Publication date:02 October 2014
Length of book:358 pages
PublisherDuquesne University Press
Neuer came Reformation in a Flood, / With such a heady currance, exclaims the Archbishop of Canterbury in Shakespeare’s Henry V, describing the king’s seemingly miraculous conversion from the reprobate prince he had been. This description must have seemed quite apt to Shakespeare’s post-Reformation audience. Religious reform in early modern England, whether driven by individual experience or by institutional theology or politics, occurred as more of a deluge than as a clearly defined or steady voyage. And the English stage—where drama revised, resisted, and reacted against Reformation doctrine, but also reinforced it—became a place for engaging and even navigating this heady currance of changing religious belief and attitudes.
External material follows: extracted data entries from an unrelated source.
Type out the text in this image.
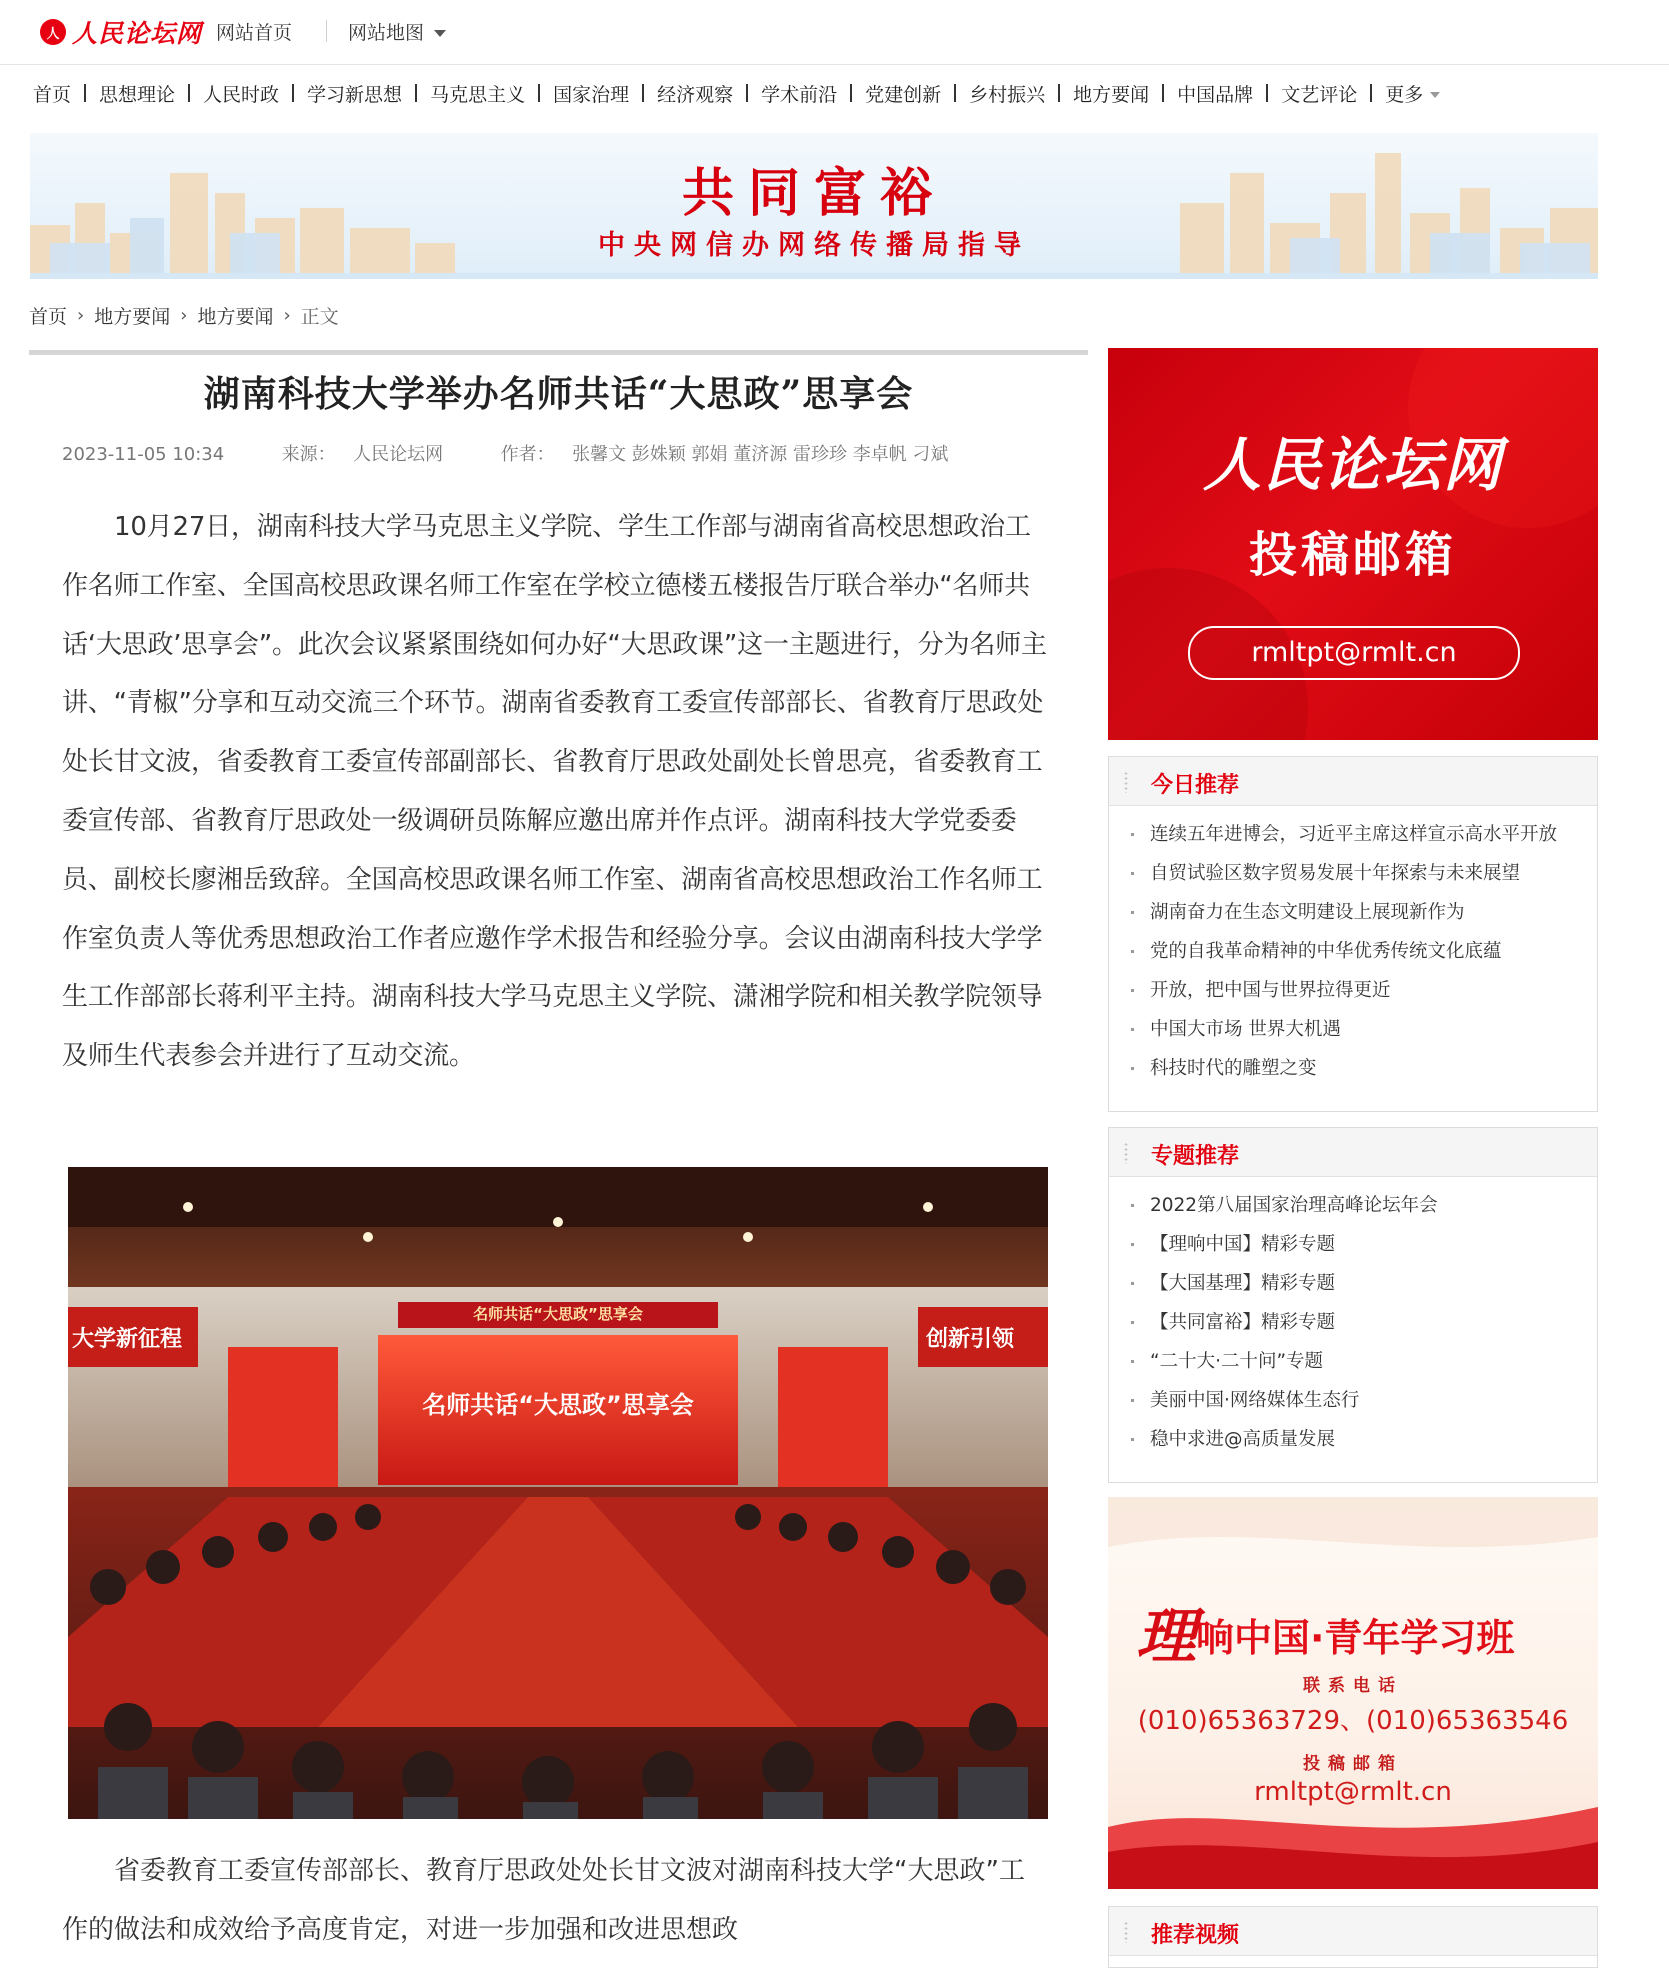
人 人民论坛网 网站首页	网站地图
首页 思想理论 人民时政 学习新思想 马克思主义 国家治理 经济观察 学术前沿 党建创新 乡村振兴 地方要闻 中国品牌 文艺评论 更多
共同富裕
中央网信办网络传播局指导
首页 › 地方要闻 › 地方要闻 › 正文
湖南科技大学举办名师共话“大思政”思享会
2023-11-05 10:34	来源： 人民论坛网	作者： 张馨文 彭姝颖 郭娟 董济源 雷珍珍 李卓帆 刁斌

10月27日，湖南科技大学马克思主义学院、学生工作部与湖南省高校思想政治工作名师工作室、全国高校思政课名师工作室在学校立德楼五楼报告厅联合举办“名师共话‘大思政’思享会”。此次会议紧紧围绕如何办好“大思政课”这一主题进行，分为名师主讲、“青椒”分享和互动交流三个环节。湖南省委教育工委宣传部部长、省教育厅思政处处长甘文波，省委教育工委宣传部副部长、省教育厅思政处副处长曾思亮，省委教育工委宣传部、省教育厅思政处一级调研员陈解应邀出席并作点评。湖南科技大学党委委员、副校长廖湘岳致辞。全国高校思政课名师工作室、湖南省高校思想政治工作名师工作室负责人等优秀思想政治工作者应邀作学术报告和经验分享。会议由湖南科技大学学生工作部部长蒋利平主持。湖南科技大学马克思主义学院、潇湘学院和相关教学院领导及师生代表参会并进行了互动交流。

名师共话“大思政”思享会
名师共话“大思政”思享会
大学新征程	创新引领

省委教育工委宣传部部长、教育厅思政处处长甘文波对湖南科技大学“大思政”工作的做法和成效给予高度肯定，对进一步加强和改进思想政

人民论坛网
投稿邮箱
rmltpt@rmlt.cn
今日推荐
连续五年进博会，习近平主席这样宣示高水平开放
自贸试验区数字贸易发展十年探索与未来展望
湖南奋力在生态文明建设上展现新作为
党的自我革命精神的中华优秀传统文化底蕴
开放，把中国与世界拉得更近
中国大市场 世界大机遇
科技时代的雕塑之变
专题推荐
2022第八届国家治理高峰论坛年会
【理响中国】精彩专题
【大国基理】精彩专题
【共同富裕】精彩专题
“二十大·二十问”专题
美丽中国·网络媒体生态行
稳中求进@高质量发展
理响中国·青年学习班
联系电话
(010)65363729、(010)65363546
投稿邮箱
rmltpt@rmlt.cn
推荐视频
Stages of Engagement, in 12 essays from a wide range of scholars, reflects a reinvigorated concern for religion’s role in the early modern English stage. The essays address reformed redefinitions of intimate, sacred experience, anxiety about Calvinist determinism, attitudes toward icons and representation, and the relationship of liturgy and performance. Importantly, these intertextual discussions are grounded in a meticulously historicized viewpoint that acknowledges the often chaotic and multidirectional nature of Reformation in England.
Throughout, the contributors offer a corrective to the secularization thesis by treating religion on the stage on its own terms while also challenging older histories that see professional English drama evolving from liturgical ritual. Thus, it becomes clear that the confessional makeup of English drama’s audiences cannot be reduced to Protestant and Catholic, or to recusant, Anglican, and Puritan; rather, we must explore the ways in which early modern theater staged its religious culture’s complex negotiations of ideas.
From the early Elizabethan touring companies’ role in disseminating reformed doctrine to the representation of Wolsey and Cranmer in London’s playhouses, English stages were potential sites of encounter—officially sanctioned or not—with mainstream ideology. As Stages of Engagement demonstrates, early modern drama both conveyed and shaped Protestant beliefs and practices, and drama was itself shaped by the religion of its producers and its audiences.